Tout s’est passé sans anicroches, jusqu’au jour où les mineurs ont excavé une dizaine de cristaux. Leur extraction est dangereuse : aussi avait-on l’habitude d’opérer en combinaison hazmat. Une bonne dizaine de mineurs ont perdu la vie lorsque la tête de leur foreuse a touché un cristal enfoui sous une strate de silice, provoquant une explosion thermonucléaire qui a fait fondre le site principal. Alors, les mineurs ont décidé d’aller creuser les ruines exo. Ils disaient qu’il y avait de bonnes chances d’en trouver dans ce genre d’endroit.

Les premiers cristaux ont été trouvés au bout de cinquante-trois heures de travail, à deux cent mètres de profondeur au milieu d’un cercle de monolithes à moitié écroulés. Pendant l’opération d’extraction, le commandant Gals nous a déployés aux alentours du site, pour monter la garde et empêcher d’éventuels pirates ou d’autres prospecteurs d’approcher. C’est là qu’on a entendu les cris. Bientôt suivis d’une déflagration sourde, qui nous a laissé sur le carreau pendant une bonne dizaine de minutes. Les mineurs étaient équipés de grenades de défense sonique, et certains avaient fait usage de leurs armes. Loin des circuits touristiques protégés par les balises énergétiques, Nuniel est pleine de grosses bestioles pas très gentilles.

Le commandant Gals a envoyé Rakim scanner le périmètre à l’infraonde : la zone était clear. On a fait sauter le cran de nos collisionneurs et on y est tous allés, les armures tactiques en mode engagement. Mais c’était trop tard. Les mineurs avaient tous été décapités, les têtes bien alignées en cercle, devant chaque monolithe. Des cristaux, il ne restait plus trace. Les agresseurs les avaient tous emportés. On est resté là, comme des cons, à scruter la jungle autour de nous. La plupart des hommes étaient terrifiés. Nos employeurs étant morts, on ne savait plus quoi faire. Le commandant Gals m’a envoyé sur un monticule proche pour envoyer une balise de détresse, afin que la barge de descente vienne nous chercher. On voulait tous se tirer de là le plus vite possible.

« Champ à haut niveau énergétique détecté ! » a hurlé Rakim sur le canal général.

Soudain, une explosion argentée a fait irruption des ruines. De là où je me trouvais, en tant que responsable des communications, j’étais aux premières loges. Un truc se déplaçait à une vitesse inimaginable entre les monolithes.

D’une voix gutturale, le commandant Gals a ordonné à ses hommes de tirer. Une douzaine de canons à plasma ont rugi comme une seule bouche de rage pure, réduisant les délicates statues et les monolithes marbrés à une pluie de poussière et de silice fumant et vitrifié.

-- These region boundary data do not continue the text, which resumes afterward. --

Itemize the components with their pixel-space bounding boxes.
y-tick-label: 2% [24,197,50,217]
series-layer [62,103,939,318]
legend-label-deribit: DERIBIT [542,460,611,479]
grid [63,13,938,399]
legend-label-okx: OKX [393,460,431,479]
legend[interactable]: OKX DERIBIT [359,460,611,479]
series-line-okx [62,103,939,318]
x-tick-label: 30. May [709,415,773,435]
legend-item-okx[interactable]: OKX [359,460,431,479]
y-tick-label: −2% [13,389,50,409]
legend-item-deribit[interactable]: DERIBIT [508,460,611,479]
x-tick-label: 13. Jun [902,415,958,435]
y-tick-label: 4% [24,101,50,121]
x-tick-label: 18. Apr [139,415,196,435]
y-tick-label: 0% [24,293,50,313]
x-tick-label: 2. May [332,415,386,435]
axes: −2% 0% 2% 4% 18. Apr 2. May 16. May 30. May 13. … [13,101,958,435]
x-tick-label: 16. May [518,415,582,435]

Mais lorsque les nappes de fumée se sont dispersées, la cible s’est matérialisée. Il s’agissait d’un organisme exogène. Un humanoïde à trois yeux rouges et à la peau d’iridium poli, orné de lames acérées. Sa silhouette de presque trois mètres brillait d’un gris argenté, comme s’il était recouvert d’une sorte d’armure liquide. Il tenait toujours debout, sans la moindre blessure apparente.

« L'Avatar de la Destruction » ai-je entendu crépiter sur le canal.

Je ne suis pas superstitieux, mais j’ai senti la médaille du dieu de la guerre peser sur ma nuque comme si c’était la pointe de l’épée de Damoclès. La créature qu’on appelle Avatar est un vieux mythe de troupier. Un genre de dieu de la mort issu de quelque culte exo interdit, qui doit apparaître au jugement dernier. Des rumeurs peu crédibles font état de sa présence sur les zones de guerre les plus impitoyables : j’ai entendu un type raconter l’avoir vu lors du carnage de Pessak, en faisant mes classes. Ce gars est mort depuis : je ne me souviens plus de son nom.

Comblant la distance entre les ruines et les miliciens en à peine quelques secondes, l’ennemi a atterri devant le lieutenant Vorcek avec une célérité impossible. Vorcek était un vétéran des guerres homoncules, un dur dont l’armure blindée se teignait du sang d’innombrables ennemis, exo comme humains. Cependant, en face de cet étrange ennemi, ce n’était plus qu’un novice tout juste sorti de ses classes. Alors qu’il levait son fusil d’assaut, la silhouette couronnée de lames l’a repoussé juste assez pour pouvoir passer sous sa ligne de feu et poser un doigt pointu et délicat sur sa nuque. Une seconde après, le sang giclait de tous les interstices du puissant exosquelette blindé de Vorcek, et ce dernier s’est écroulé au sol comme une poupée de chiffon.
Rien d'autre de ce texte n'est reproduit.